In connection with the acquisition of Aquila, Inc., by Great Plains Energy, Great Plains Energy intends to file with
the SEC a registration statement on Form S-4, containing a joint proxy statement/prospectus and other relevant
materials. The final joint proxy statement/prospectus will be mailed to the stockholders of Great Plains Energy
and Aquila, Inc.. INVESTORS AND SECURITY HOLDERS OF GREAT PLAINS ENERGY AND AQUILA, INC.,
ARE URGED TO READ THE JOINT PROXY STATEMENT/PROSPECTUS AND THE OTHER RELEVANT
MATERIALS WHEN THEY BECOME AVAILABLE BECAUSE THEY WILL CONTAIN IMPORTANT
INFORMATION ABOUT GREAT PLAINS ENERGY, AQUILA, INC., AND THE ACQUISITION. The registration
statement and joint proxy statement/prospectus and other relevant materials (when they become available), and
any other documents filed by Great Plains Energy or Aquila, Inc., with the SEC, may be obtained free of charge at
the SEC’s web site at www.sec.gov. In addition, investors and security holders may obtain free copies of the
documents (when they are available) filed with the SEC by Great Plains Energy by directing a request to: Great
Plains Energy, 1201 Walnut, Kansas City, MO 64106, Attn: Investor Relations. Investors and security holders may
obtain free copies of the documents filed with the SEC by Aquila, Inc., by contacting Aquila, Inc., 20 West Ninth
Street, Kansas City, MO 64105, Attn: Investor Relations.
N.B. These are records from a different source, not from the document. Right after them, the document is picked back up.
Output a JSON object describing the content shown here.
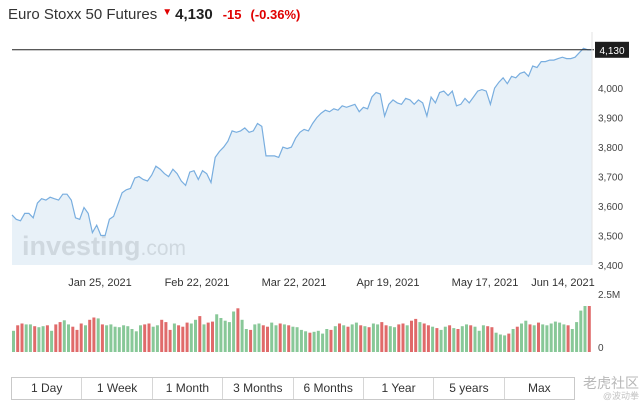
{
  "header": {
    "title": "Euro Stoxx 50 Futures",
    "price": "4,130",
    "change": "-15",
    "change_pct": "(-0.36%)",
    "colors": {
      "down": "#e00000"
    }
  },
  "watermark": {
    "logo": "investing.com",
    "corner_big": "老虎社区",
    "corner_small": "@波动拳"
  },
  "tabs": [
    "1 Day",
    "1 Week",
    "1 Month",
    "3 Months",
    "6 Months",
    "1 Year",
    "5 years",
    "Max"
  ],
  "chart_data": {
    "type": "area",
    "x_tick_labels": [
      "Jan 25, 2021",
      "Feb 22, 2021",
      "Mar 22, 2021",
      "Apr 19, 2021",
      "May 17, 2021",
      "Jun 14, 2021"
    ],
    "y_tick_labels": [
      "4,000",
      "3,900",
      "3,800",
      "3,700",
      "3,600",
      "3,500",
      "3,400"
    ],
    "y_ticks": [
      4000,
      3900,
      3800,
      3700,
      3600,
      3500,
      3400
    ],
    "ylim": [
      3400,
      4170
    ],
    "last_value": 4130,
    "last_value_label": "4,130",
    "series": [
      {
        "values": [
          3570,
          3555,
          3550,
          3575,
          3575,
          3560,
          3610,
          3625,
          3620,
          3630,
          3625,
          3620,
          3640,
          3640,
          3620,
          3560,
          3555,
          3595,
          3575,
          3510,
          3535,
          3500,
          3500,
          3555,
          3565,
          3605,
          3645,
          3655,
          3660,
          3695,
          3700,
          3690,
          3685,
          3705,
          3735,
          3725,
          3710,
          3700,
          3725,
          3710,
          3685,
          3670,
          3715,
          3720,
          3690,
          3720,
          3710,
          3680,
          3765,
          3785,
          3800,
          3820,
          3855,
          3850,
          3855,
          3865,
          3850,
          3855,
          3880,
          3870,
          3770,
          3770,
          3770,
          3765,
          3800,
          3795,
          3800,
          3830,
          3850,
          3860,
          3855,
          3880,
          3900,
          3915,
          3925,
          3920,
          3930,
          3925,
          3940,
          3935,
          3940,
          3945,
          3920,
          3935,
          3930,
          3970,
          3985,
          3980,
          3905,
          3945,
          3960,
          3950,
          3945,
          3965,
          3960,
          3945,
          3960,
          3950,
          3905,
          3970,
          3950,
          3985,
          3990,
          3975,
          3990,
          3940,
          3945,
          3965,
          3950,
          3970,
          3990,
          3995,
          3990,
          3945,
          4000,
          4020,
          4035,
          4015,
          4040,
          4035,
          4050,
          4055,
          4040,
          4075,
          4070,
          4090,
          4090,
          4095,
          4095,
          4100,
          4105,
          4100,
          4100,
          4105,
          4120,
          4135,
          4130,
          4130
        ],
        "color": "#79aedf",
        "fill": "#e4eef7"
      }
    ],
    "volume": {
      "axis_labels": [
        "2.5M",
        "0"
      ],
      "values": [
        0.46,
        0.58,
        0.62,
        0.6,
        0.6,
        0.56,
        0.54,
        0.56,
        0.58,
        0.46,
        0.6,
        0.65,
        0.69,
        0.6,
        0.55,
        0.48,
        0.62,
        0.58,
        0.7,
        0.75,
        0.73,
        0.6,
        0.58,
        0.6,
        0.55,
        0.54,
        0.58,
        0.56,
        0.5,
        0.45,
        0.58,
        0.6,
        0.62,
        0.55,
        0.58,
        0.7,
        0.65,
        0.48,
        0.62,
        0.58,
        0.55,
        0.64,
        0.62,
        0.7,
        0.78,
        0.6,
        0.64,
        0.66,
        0.82,
        0.74,
        0.68,
        0.65,
        0.88,
        0.95,
        0.7,
        0.5,
        0.48,
        0.6,
        0.62,
        0.58,
        0.55,
        0.64,
        0.58,
        0.62,
        0.6,
        0.58,
        0.55,
        0.54,
        0.48,
        0.45,
        0.42,
        0.44,
        0.46,
        0.4,
        0.5,
        0.48,
        0.56,
        0.62,
        0.58,
        0.55,
        0.6,
        0.64,
        0.58,
        0.56,
        0.54,
        0.62,
        0.6,
        0.65,
        0.58,
        0.56,
        0.54,
        0.6,
        0.62,
        0.58,
        0.68,
        0.72,
        0.65,
        0.62,
        0.58,
        0.55,
        0.52,
        0.48,
        0.55,
        0.58,
        0.52,
        0.5,
        0.56,
        0.6,
        0.58,
        0.55,
        0.46,
        0.58,
        0.56,
        0.54,
        0.42,
        0.38,
        0.36,
        0.4,
        0.5,
        0.55,
        0.62,
        0.68,
        0.6,
        0.58,
        0.64,
        0.6,
        0.58,
        0.62,
        0.66,
        0.64,
        0.6,
        0.58,
        0.5,
        0.65,
        0.9,
        1.0,
        1.0
      ],
      "up_color": "#88c898",
      "down_color": "#e06a6a"
    }
  }
}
Great Plains Energy, Aquila, Inc., and their respective executive officers and directors may be deemed to be
participants in the solicitation of proxies relating to the proposed transaction. Information about the executive
officers and directors of Great Plains Energy and their ownership of Great Plains Energy common stock is set
forth in Great Plains Energy’s Annual Report on Form 10-K for the year ended December 31, 2005, which was
filed with the SEC on March 8, 2006, and the proxy statement for Great Plains Energy’s 2006 Annual Meeting of
Stockholders, which was filed with the SEC on March 20, 2006. Information regarding Aquila, Inc., directors and
executive officers and their ownership of Aquila, Inc., common stock is set forth in Aquila’s Annual Report on
Form 10-K for the year ended December 31, 2005, which was filed with the SEC on March 7, 2006 and the proxy
statement for Aquila’s 2006 Annual Meeting of Stockholders, which was filed with the SEC on March 24, 2006.
Investors and security holders may obtain more detailed information regarding the direct and indirect interests of
Great Plains Energy, Aquila, Inc., and their respective executive officers and directors in the proposed transaction
by reading the joint proxy statement/prospectus regarding the proposed transaction when it becomes available.